-То, что вы видели на дороге там, то, что эта нелюдь сотворила с нашими ранеными и медсёстрами тут, называется террором. Такое происходит не только здесь, а везде, где находятся оккупанты. Их убедили, что они сверхчеловеки, а мы низшая раса, всё предназначение которой быть их рабами. Такое лечиться только одним способом, ещё большим террором по отношению к оккупантам, они должны знать, что ни одно их злодеяние не останется без ответа и за всё они заплатят нам сторицей.
Бойцы видимо ещё не поняли, что я задумал, но зная про расправу с немецким пилотом явно ничего хорошего для пленных. Мне самому было паршиво от этого, ведь я не садист и не маньяк, но поступить по другому было нельзя. Только так можно было вбить в противника мысль, что расплата за все их преступления неотвратима и она будет страшной. Влив каждому в рот по стакану трофейного шнапса, что бы сразу не загнулись от болевого шока, я сам приступил к экзекуции. Я по очереди подходил к каждому и ножом отрезал ему его орудие преступления, после чего засовывал ему в рот и завязывал отрывком от одежды, что бы не выплюнул. И мои бойцы и пленные с ужасом смотрели за моими действиями, некоторых бойцов снова вырвало при виде этого прямо тут, я сам с трудом сдерживался подавляя силой воли рвотные спазмы. Не знаю, как я это выдержал, но довёл своё дело до конца, оставив подвешенных пленных истекать кровью, а её текло много, так как в паху кровеносных сосудов много. В завершении, повесил одному ещё живому пленному на шею табличку с надписью по немецки "Gewalttäter und Mörder", а чуть ниже по русски "Насильники и убийцы". Корреспондент запечатлел на пленку весь процесс казни, а также сфотографировал наших несчастных медсестер. Ему тоже было плохо от происходившего, но он держался, не отворачивался и не закрывал глаза, как некоторые бойцы.
После случившегося, многие мои бойцы стали смотреть на меня со страхом, для них это было абсолютно невозможным, не то у них было воспитание и менталитет. Пришлось прикрикнуть на них, что бы они вышли из ступора. Закончив такое неприятное дело, от которого самому было тошно, но по другому поступить я не мог. Теперь надо было осмотреть наши трофеи. В качестве трофеев нам достались: девять исправных мотоциклов с коляской, четыре бронетранспортёра и пять трёхтонных грузовиков.

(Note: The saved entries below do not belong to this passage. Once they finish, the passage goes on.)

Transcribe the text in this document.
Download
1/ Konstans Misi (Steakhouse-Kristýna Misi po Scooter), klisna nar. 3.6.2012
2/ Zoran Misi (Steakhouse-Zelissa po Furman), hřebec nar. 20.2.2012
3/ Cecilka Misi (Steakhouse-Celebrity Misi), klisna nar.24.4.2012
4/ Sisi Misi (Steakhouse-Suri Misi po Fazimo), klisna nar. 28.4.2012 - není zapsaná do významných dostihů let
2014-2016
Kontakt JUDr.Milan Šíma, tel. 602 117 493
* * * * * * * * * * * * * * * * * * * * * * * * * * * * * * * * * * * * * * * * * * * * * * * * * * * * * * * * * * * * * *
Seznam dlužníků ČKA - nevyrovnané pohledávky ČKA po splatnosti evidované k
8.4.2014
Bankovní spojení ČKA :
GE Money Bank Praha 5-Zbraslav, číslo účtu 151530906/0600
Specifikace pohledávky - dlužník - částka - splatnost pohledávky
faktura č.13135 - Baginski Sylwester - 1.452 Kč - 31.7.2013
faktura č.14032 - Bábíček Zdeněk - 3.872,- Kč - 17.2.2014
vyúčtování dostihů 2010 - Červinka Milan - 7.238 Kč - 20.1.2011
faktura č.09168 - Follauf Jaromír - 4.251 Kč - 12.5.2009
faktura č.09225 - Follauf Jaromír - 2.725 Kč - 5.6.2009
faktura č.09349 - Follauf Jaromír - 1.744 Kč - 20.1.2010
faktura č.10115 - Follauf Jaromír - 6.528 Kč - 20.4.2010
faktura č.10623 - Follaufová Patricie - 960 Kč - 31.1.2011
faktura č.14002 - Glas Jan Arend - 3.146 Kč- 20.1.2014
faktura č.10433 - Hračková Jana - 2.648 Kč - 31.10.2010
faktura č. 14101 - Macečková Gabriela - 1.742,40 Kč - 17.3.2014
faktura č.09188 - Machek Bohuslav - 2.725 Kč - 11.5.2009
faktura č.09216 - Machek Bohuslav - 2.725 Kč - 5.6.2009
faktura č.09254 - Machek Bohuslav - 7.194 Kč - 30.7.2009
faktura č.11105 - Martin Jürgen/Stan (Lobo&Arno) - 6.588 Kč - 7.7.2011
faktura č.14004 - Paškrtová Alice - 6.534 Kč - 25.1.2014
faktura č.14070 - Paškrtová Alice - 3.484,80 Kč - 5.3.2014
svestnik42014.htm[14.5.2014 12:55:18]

Самым приятным было два полугусеничных бронетранспортёра Sd.Kfz. 251 со спаренными двадцатимиллиметровыми зенитными эрлеконами и ещё один Sd.Kfz. 250/10 с тридцатисемимиллиметровой пушкой и ещё один двухосный Sd.Kfz. 222 c двадцатимиллиметровой автоматической пушкой. Спустя час, моя ещё более увеличившаяся в размерах колонна двинулась дальше в путь и выглядела она более чем внушительно. Более того, немецкие машины и бронетранспортёры хорошо различались сверху, и теперь нас можно было принять за немецкую колонну, что заметно снижало опасность авианалёта, да и мобильные зенитки делали нас довольно кусачей добычей. Три ДШК, шесть наших 37 мм зениток и две спарки трофейных зенитных эрлеконов довольно приличная защита не только от случайных самолётов, но и от небольших групп. Колонна потихоньку разрасталась, так же как и личный состав, по пути нам ещё несколько раз встречались наши уничтоженные на марше немецкой авиацией части. К сожалению хоронить погибших нам было некогда, да простят они нас, мне надо было заботится о живых, а мертвых, даст бог похоронят их добрые люди.